Aku mengerucutkan bibirku dan memberikan dia uang 20.000 pada Ranti. "Eh Kakak apa ini? Mau sogok aku ya, percuma kak kalian sudah dilihat banyak orang." Aku berdecak kesal karena candaannya itu.

"Siapa bilang mau sogok kamu Ranti, belikan aku mangga muda di pasar, cepat!" perintahku.

"Loh kok aku kak suruh saja pelayan atau suami kakak, dia sedang tak punya kerjaan, 'kan?" protes Ranti padaku karena melihat Axton sedang bebas.

"Tapi dedek bayinya mau kamu yang membelinya, cepat! Memangnya kamu mau apa keponakanmu jadi tukang iler!" sahutku.

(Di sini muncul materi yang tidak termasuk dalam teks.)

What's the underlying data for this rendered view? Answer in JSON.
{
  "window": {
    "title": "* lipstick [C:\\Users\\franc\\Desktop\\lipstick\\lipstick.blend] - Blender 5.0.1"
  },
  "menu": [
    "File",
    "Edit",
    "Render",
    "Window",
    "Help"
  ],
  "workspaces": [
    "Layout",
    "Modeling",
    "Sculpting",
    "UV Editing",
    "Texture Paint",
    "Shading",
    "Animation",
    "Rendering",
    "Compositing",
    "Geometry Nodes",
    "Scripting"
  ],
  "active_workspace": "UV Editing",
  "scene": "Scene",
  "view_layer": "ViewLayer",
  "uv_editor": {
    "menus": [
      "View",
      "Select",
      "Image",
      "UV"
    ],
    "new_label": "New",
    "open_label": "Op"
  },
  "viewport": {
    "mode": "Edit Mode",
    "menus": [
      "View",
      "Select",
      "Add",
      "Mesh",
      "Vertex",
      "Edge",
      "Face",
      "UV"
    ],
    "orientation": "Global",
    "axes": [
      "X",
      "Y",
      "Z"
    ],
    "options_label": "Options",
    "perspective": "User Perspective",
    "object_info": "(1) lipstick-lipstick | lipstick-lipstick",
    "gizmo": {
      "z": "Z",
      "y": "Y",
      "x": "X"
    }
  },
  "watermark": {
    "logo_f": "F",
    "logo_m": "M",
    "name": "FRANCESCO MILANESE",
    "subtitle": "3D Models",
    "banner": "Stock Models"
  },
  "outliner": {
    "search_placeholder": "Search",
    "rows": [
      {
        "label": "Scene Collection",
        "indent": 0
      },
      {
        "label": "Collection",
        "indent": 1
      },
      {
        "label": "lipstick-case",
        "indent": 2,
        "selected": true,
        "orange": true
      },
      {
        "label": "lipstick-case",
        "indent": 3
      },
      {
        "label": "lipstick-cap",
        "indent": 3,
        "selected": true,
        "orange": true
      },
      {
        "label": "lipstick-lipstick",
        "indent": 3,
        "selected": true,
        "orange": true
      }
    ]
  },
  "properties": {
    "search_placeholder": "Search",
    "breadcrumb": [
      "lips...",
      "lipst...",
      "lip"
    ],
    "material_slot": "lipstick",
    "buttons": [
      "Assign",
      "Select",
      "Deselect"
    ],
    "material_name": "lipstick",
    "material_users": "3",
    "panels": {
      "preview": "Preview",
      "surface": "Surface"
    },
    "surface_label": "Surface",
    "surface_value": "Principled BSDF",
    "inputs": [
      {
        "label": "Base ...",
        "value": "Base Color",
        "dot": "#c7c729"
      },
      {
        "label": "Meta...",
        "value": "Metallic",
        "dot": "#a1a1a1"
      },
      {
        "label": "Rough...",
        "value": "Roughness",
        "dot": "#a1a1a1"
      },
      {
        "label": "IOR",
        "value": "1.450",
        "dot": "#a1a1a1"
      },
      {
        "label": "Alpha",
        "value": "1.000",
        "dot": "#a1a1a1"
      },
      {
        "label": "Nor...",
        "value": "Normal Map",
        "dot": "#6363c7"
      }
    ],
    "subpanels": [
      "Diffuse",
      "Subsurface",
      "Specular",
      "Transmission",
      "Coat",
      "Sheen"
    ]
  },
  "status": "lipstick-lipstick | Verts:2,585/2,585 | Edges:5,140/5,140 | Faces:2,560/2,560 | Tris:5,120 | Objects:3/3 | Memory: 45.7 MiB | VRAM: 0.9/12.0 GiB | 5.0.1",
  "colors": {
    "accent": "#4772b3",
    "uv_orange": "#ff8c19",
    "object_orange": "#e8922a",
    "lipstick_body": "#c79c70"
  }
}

"Tapi kak pasarnya jauh masa jalan kaki." protes Ranti sekali lagi. Aku menghela napas dan melihat bayangan Fano dari jendela. Seketika aku punya ide yang sangat bagus.

"Kamu pergi saja sama Fano, aku yakin dia mau antar kamu." Ranti mendadak gugup mendengar nama Fano kusebutkan, dia menggigit bibirnya gelisah.

"De-dengan Fano.." gagapnya. Aku menyeringai dan mengangguk.

"Kenapa kamu gugup begitu? Takut ya?" Dia melotot padaku.

"Takut? Heh, tidak! Siapa bilang aku takut." jawabnya dengan nada terkesan santai yang dibuat-buat.

"Kalau begitu tunggu apa lagi, ayo cepat pergi!" seruku. Dia mendengus kesal dan pergi keluar meninggalkan aku dan Axton.

"Axton, kau belum memberikanku daftar nama keluarga yang akan datang padaku," kataku pada Axton tanpa memandangnya.

"Tenang saja mereka akan sampai." Sontak aku melihatnya dengan wajah penuh tanda tanya, demikian juga Axton menatapku dengan senyum misterius di mataku.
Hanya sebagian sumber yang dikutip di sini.